Что-нибудь срочное? – поднял голову председатель исполкома.
– Понимаете: разбился в седле! Кому сказать, особенно прошлогодним полчанам, блиновцам, – засмеют. В тылу, на тихой пашне, ихний командир Миронов растрясся, как пластунская копна, качает его. Смех и грех!
– Завтракали сегодня? – с усмешкой спросил председатель.
– Чего-то такое жевал... Да. Но дело не в этом! Я сейчас только что из Новочеркасска, Андрей Александрович. Прошу прекратить там очередное безобразие. Пресечь! Позвоните срочно, или я этого трижды подлеца Краева все-таки застрелю под горячую руку и уж тогда буду по всей справедливости ответ держать!
– Я слушаю, – настороженно сказал Знаменский.
– С первой минуты, как мы с вами съехались сюда к общей работе, вы знаете, земотдел из последних сил налаживает показательное хозяйство в Перепаковке. Не на базе коммуны, а на базе советской экономии, совхоза. Это – наша опора: старое учебное хозяйство, люди, питомник и все прочее надо восстановить на советской основе. Вспахали и посеяли все в срок. Теперь пары и полупар, кое-какой уход... Вчера узнаю: новочеркасский пред забрал из хозяйства пять пар рабочих быков... волов по-вашему! В Новочеркасск, в город! Зачем? Третьи сутки цепями и веревками на Соборной площади валят памятник Ермаку. Как вредное сооружение времен царизма! А он не падает, крепко в землю вбит, и, похоже, этих быков мне до зяблевой вспашки не вернут! Надо отменить головотяпство, Андрей Александрович.

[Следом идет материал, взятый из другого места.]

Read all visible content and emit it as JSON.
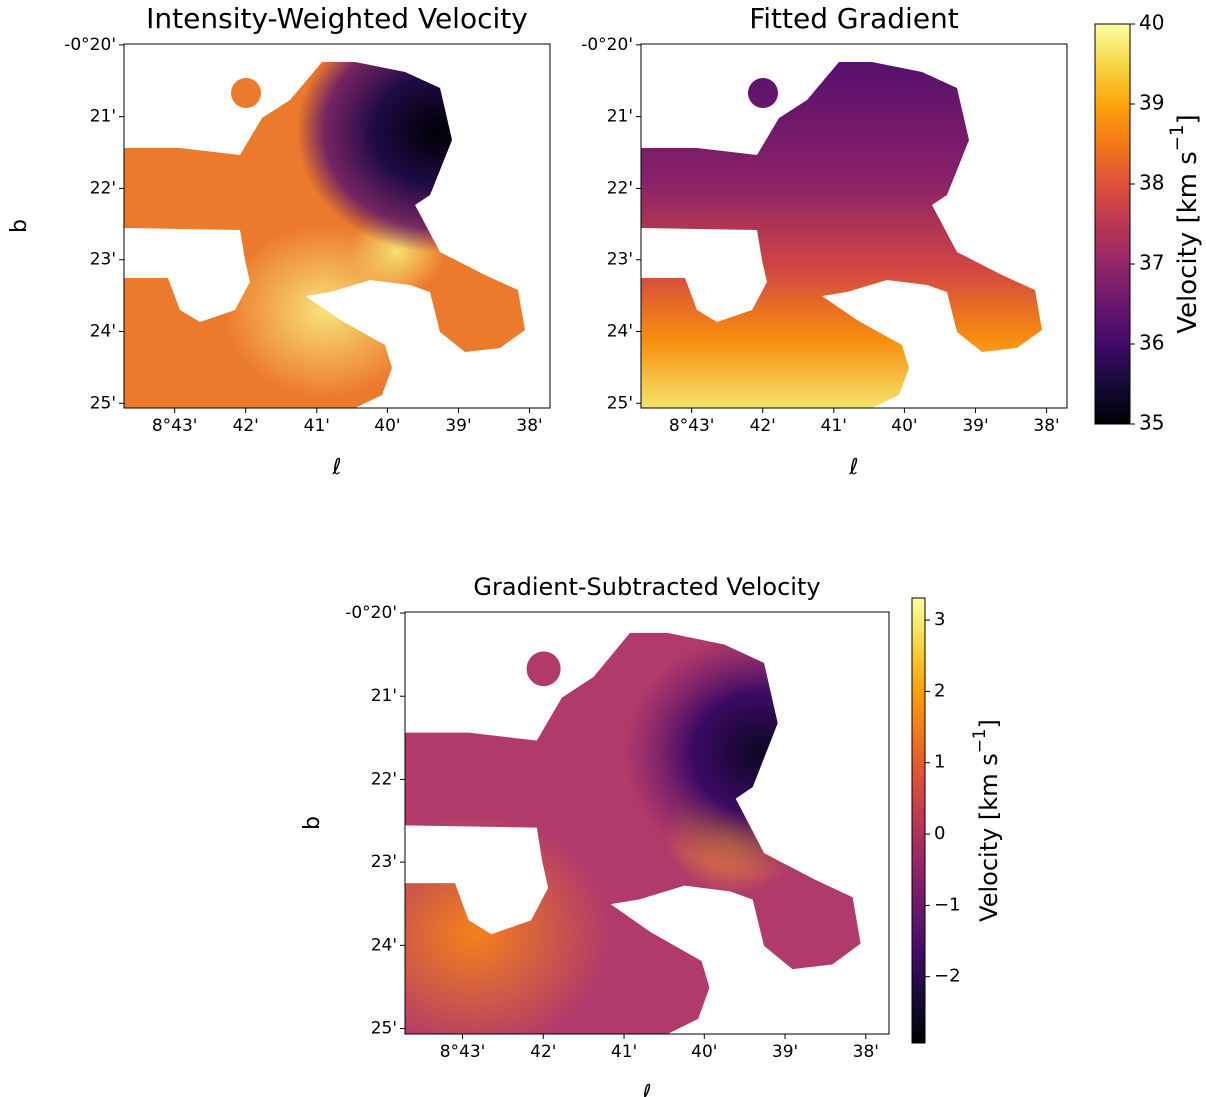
{
  "chart_data": [
    {
      "type": "image",
      "title": "Intensity-Weighted Velocity",
      "xlabel": "ℓ",
      "ylabel": "b",
      "cmap": "inferno",
      "xlim": [
        8.7286,
        8.6285
      ],
      "ylim": [
        -0.4178,
        -0.3331
      ],
      "xticks": [
        {
          "value": 8.7167,
          "label": "8°43'"
        },
        {
          "value": 8.7,
          "label": "42'"
        },
        {
          "value": 8.6833,
          "label": "41'"
        },
        {
          "value": 8.6667,
          "label": "40'"
        },
        {
          "value": 8.65,
          "label": "39'"
        },
        {
          "value": 8.6333,
          "label": "38'"
        }
      ],
      "yticks": [
        {
          "value": -0.3333,
          "label": "-0°20'"
        },
        {
          "value": -0.35,
          "label": "21'"
        },
        {
          "value": -0.3667,
          "label": "22'"
        },
        {
          "value": -0.3833,
          "label": "23'"
        },
        {
          "value": -0.4,
          "label": "24'"
        },
        {
          "value": -0.4167,
          "label": "25'"
        }
      ]
    },
    {
      "type": "image",
      "title": "Fitted Gradient",
      "xlabel": "ℓ",
      "cmap": "inferno",
      "xlim": [
        8.7286,
        8.6285
      ],
      "ylim": [
        -0.4178,
        -0.3331
      ],
      "xticks": [
        {
          "value": 8.7167,
          "label": "8°43'"
        },
        {
          "value": 8.7,
          "label": "42'"
        },
        {
          "value": 8.6833,
          "label": "41'"
        },
        {
          "value": 8.6667,
          "label": "40'"
        },
        {
          "value": 8.65,
          "label": "39'"
        },
        {
          "value": 8.6333,
          "label": "38'"
        }
      ],
      "yticks": [
        {
          "value": -0.3333,
          "label": "-0°20'"
        },
        {
          "value": -0.35,
          "label": "21'"
        },
        {
          "value": -0.3667,
          "label": "22'"
        },
        {
          "value": -0.3833,
          "label": "23'"
        },
        {
          "value": -0.4,
          "label": "24'"
        },
        {
          "value": -0.4167,
          "label": "25'"
        }
      ],
      "colorbar": {
        "label": "Velocity [km s",
        "label_sup": "−1",
        "label_end": "]",
        "clim": [
          35,
          40
        ],
        "ticks": [
          35,
          36,
          37,
          38,
          39,
          40
        ]
      }
    },
    {
      "type": "image",
      "title": "Gradient-Subtracted Velocity",
      "xlabel": "ℓ",
      "ylabel": "b",
      "cmap": "inferno",
      "xlim": [
        8.7286,
        8.6285
      ],
      "ylim": [
        -0.4178,
        -0.3331
      ],
      "xticks": [
        {
          "value": 8.7167,
          "label": "8°43'"
        },
        {
          "value": 8.7,
          "label": "42'"
        },
        {
          "value": 8.6833,
          "label": "41'"
        },
        {
          "value": 8.6667,
          "label": "40'"
        },
        {
          "value": 8.65,
          "label": "39'"
        },
        {
          "value": 8.6333,
          "label": "38'"
        }
      ],
      "yticks": [
        {
          "value": -0.3333,
          "label": "-0°20'"
        },
        {
          "value": -0.35,
          "label": "21'"
        },
        {
          "value": -0.3667,
          "label": "22'"
        },
        {
          "value": -0.3833,
          "label": "23'"
        },
        {
          "value": -0.4,
          "label": "24'"
        },
        {
          "value": -0.4167,
          "label": "25'"
        }
      ],
      "colorbar": {
        "label": "Velocity [km s",
        "label_sup": "−1",
        "label_end": "]",
        "clim": [
          -2.93,
          3.31
        ],
        "ticks": [
          {
            "value": -2,
            "label": "−2"
          },
          {
            "value": -1,
            "label": "−1"
          },
          0,
          1,
          2,
          3
        ]
      }
    }
  ]
}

– То есть как? Мы санкционировали уничтожение двух памятников: бывшим атаманам Платову и Бакланову, с разбором оснований и пуском кирпича и щебенки в дело. О Ермаке пока никакого решения... – замялся Андрей Александрович.
– Вот. Этот Краев – Он сверхэнтузиаст! Ему сказано: двух атаманов свергнуть, а он – под замах – и третьего норовят порушить. А про Ермака даже декабрист Рылеев песню сочинил, и весь народ с ней живет с рождения до конца дней...
– Н-да, что-то тут не так, – сказал Знаменский.
– Начали долбить основание, а оно чугунное, не поддается. Обкопали со всех сторон, на шеломную голову покорителя Сибири – петлю и – цоб-цобе! Третьи сутки потеют, веревки порвали, а он, говорю, все стоит.
У Миронова прямо руки чесались, но теперь он был учен, сдерживал гнев. После некоторого молчания сказал:
– Главное дело, быки нужны в хозяйстве. Там уже пропашка междурядий началась. Да и насчет Ермака в Новочеркасске нехорошие разговоры, дескать, Ермак-то царю не служил, за что же его-то? Это, мол, надругательство над всей бывшей вольницей... А кто и посмеивается со злорадством: «Ермак-то! Не могут с ним коммунисты справиться, стоит, как перед татарами!..» Это – к чему? И зачем, нам, коммунистам, свергать Ермака?
Странное дело. Резкий и вызывающий во всеми, Миронов, здесь, перед председателем исполкома, тишал, сохранял обходительность и даже покорность. И зависело это не от должностной подчиненности, не от того, что Знаменский был рекомендующим не так давно, а исключительно от внутреннего уважения к личности, к политическому стажу и каторжанскому сроку, отбытому в Александровском централе. Тем еще, что он отчасти напоминал Филиппу Кузьмичу покойного Ковалева...
– Я насчет Ермака должен выяснить, Филипп Кузьмич, – прямо сказал Знаменский. – Может, просмотрел какую-нибудь директиву?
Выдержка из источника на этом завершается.